Le micocoulier occidental

Le micocoulier occidental - Celtis occidentalis
20 Mai 2016

Celtis occidentalis

L’orme d’Amérique avait offert un arbre de choix en milieu urbain. Il était résistant tant du côté de la dureté de son bois que de sa résilience face à la pollution. Or, à cause de la maladie hollandaise, l’orme a presque disparu de nos paysages. Pour prendre la relève, de sages paysagistes ont reconnu dans le micocoulier occidental l’arbre des propriétés semblables. Ce n’est pas à dire que l’espèce presque disparue ne va pas nous manquer, comme ce sera probablement le cas pour le frêne à cause de l’agrile du frêne. Toutefois, le micocoulier est prometteur à bien des égards pour une flore urbaine résistante à ses conditions typiques. L’idéal sera de joindre cet arbre à une culture polyvalente et diversifiée pour éviter la propagation de maladies dans le futur.

Un arbre rude

En l’observant, le micocoulier occidental revoit des traits qui ne peuvent être décrits par le concept de rudesse. Son écorce est tout entière recouverte d’excroissances et de crevasses à la texture du liège.
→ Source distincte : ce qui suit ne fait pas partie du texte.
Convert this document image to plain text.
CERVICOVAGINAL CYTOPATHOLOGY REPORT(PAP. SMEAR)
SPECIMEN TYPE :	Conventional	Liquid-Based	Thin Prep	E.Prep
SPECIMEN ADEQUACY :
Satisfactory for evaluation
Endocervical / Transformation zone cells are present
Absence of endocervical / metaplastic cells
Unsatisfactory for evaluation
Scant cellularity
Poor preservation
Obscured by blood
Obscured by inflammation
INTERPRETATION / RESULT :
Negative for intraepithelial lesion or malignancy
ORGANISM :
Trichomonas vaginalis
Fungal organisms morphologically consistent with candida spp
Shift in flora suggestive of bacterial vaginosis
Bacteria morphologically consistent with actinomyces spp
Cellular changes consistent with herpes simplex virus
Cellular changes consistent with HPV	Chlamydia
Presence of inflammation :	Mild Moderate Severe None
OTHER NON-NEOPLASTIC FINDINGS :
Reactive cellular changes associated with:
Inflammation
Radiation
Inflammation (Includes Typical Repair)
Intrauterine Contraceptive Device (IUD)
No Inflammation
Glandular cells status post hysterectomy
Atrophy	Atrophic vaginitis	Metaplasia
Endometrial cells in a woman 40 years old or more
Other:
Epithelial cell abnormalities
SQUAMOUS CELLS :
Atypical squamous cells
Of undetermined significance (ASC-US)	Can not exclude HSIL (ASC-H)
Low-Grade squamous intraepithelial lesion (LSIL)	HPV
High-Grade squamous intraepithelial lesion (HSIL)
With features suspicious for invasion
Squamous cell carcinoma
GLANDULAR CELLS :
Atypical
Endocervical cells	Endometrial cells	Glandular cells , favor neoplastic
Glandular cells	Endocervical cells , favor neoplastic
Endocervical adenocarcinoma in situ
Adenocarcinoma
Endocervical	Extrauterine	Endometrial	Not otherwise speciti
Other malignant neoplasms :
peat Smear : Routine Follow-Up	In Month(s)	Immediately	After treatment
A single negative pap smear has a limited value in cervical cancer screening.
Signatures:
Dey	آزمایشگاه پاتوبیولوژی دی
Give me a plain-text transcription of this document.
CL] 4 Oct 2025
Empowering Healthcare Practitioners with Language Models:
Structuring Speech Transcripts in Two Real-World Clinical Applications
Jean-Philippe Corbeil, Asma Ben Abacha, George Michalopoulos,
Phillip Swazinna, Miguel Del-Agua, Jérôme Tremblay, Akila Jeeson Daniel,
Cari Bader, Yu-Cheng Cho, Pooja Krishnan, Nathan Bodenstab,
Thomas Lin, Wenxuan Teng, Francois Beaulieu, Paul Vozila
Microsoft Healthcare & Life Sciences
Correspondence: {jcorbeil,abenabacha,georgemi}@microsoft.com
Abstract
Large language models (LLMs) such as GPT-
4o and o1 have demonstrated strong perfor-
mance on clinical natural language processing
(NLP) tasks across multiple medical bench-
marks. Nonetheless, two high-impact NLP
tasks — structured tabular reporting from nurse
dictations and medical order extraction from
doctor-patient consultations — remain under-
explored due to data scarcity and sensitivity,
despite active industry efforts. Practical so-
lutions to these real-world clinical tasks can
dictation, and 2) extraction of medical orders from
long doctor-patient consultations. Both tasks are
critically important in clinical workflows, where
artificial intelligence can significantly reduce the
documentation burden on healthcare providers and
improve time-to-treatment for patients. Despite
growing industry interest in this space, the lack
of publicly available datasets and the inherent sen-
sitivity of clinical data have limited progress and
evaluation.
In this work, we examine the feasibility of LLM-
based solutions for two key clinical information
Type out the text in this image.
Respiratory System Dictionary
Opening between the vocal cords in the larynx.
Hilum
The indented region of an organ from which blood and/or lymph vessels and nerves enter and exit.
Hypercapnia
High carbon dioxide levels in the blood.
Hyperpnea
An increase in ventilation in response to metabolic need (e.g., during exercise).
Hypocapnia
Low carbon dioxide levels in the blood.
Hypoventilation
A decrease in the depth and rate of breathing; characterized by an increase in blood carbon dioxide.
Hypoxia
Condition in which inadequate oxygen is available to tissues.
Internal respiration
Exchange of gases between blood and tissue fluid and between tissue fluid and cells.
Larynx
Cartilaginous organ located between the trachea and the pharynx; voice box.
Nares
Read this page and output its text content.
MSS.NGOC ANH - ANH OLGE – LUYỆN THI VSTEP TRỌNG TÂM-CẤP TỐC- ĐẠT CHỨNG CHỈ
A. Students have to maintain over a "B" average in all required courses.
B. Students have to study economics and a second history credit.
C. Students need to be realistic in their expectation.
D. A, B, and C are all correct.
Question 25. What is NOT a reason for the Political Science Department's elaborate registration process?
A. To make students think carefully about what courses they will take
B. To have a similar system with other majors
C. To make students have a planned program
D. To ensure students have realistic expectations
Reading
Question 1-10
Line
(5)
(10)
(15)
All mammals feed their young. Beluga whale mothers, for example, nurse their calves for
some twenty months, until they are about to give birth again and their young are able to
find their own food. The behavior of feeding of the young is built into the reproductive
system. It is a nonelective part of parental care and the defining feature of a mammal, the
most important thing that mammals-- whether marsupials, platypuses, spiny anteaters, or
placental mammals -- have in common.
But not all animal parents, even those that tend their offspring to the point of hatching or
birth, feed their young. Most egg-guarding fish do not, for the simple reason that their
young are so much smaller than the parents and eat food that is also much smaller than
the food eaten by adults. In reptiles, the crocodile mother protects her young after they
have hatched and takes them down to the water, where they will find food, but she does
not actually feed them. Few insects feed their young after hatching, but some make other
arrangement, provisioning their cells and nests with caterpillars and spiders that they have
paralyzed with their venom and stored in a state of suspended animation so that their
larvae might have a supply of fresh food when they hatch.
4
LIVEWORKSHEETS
Celle-ci a une couleur qui rappelle le hêtre, mais dont la rugosité lui est diamétralement opposée. Les grosses branches charpentières à la base de l’arbre supportent des rameaux qui poussent parfois en zigzags donnant un aspect fourchu et tortueux. Les rameaux entrelacés peuvent parfois former des touffes, dont il ne manquerait que de les voir rouler au rythme du vent avec une mélodie de flûte pour se croire dans un western. Les branches principales sont ascendantes, alors que les rameaux, désordonnés, sont plus souvent pendants. Le micocoulier occidental promet une hauteur d’environ quinze mètres (50 pieds) et une largeur atteignant huit mètres (16 pieds).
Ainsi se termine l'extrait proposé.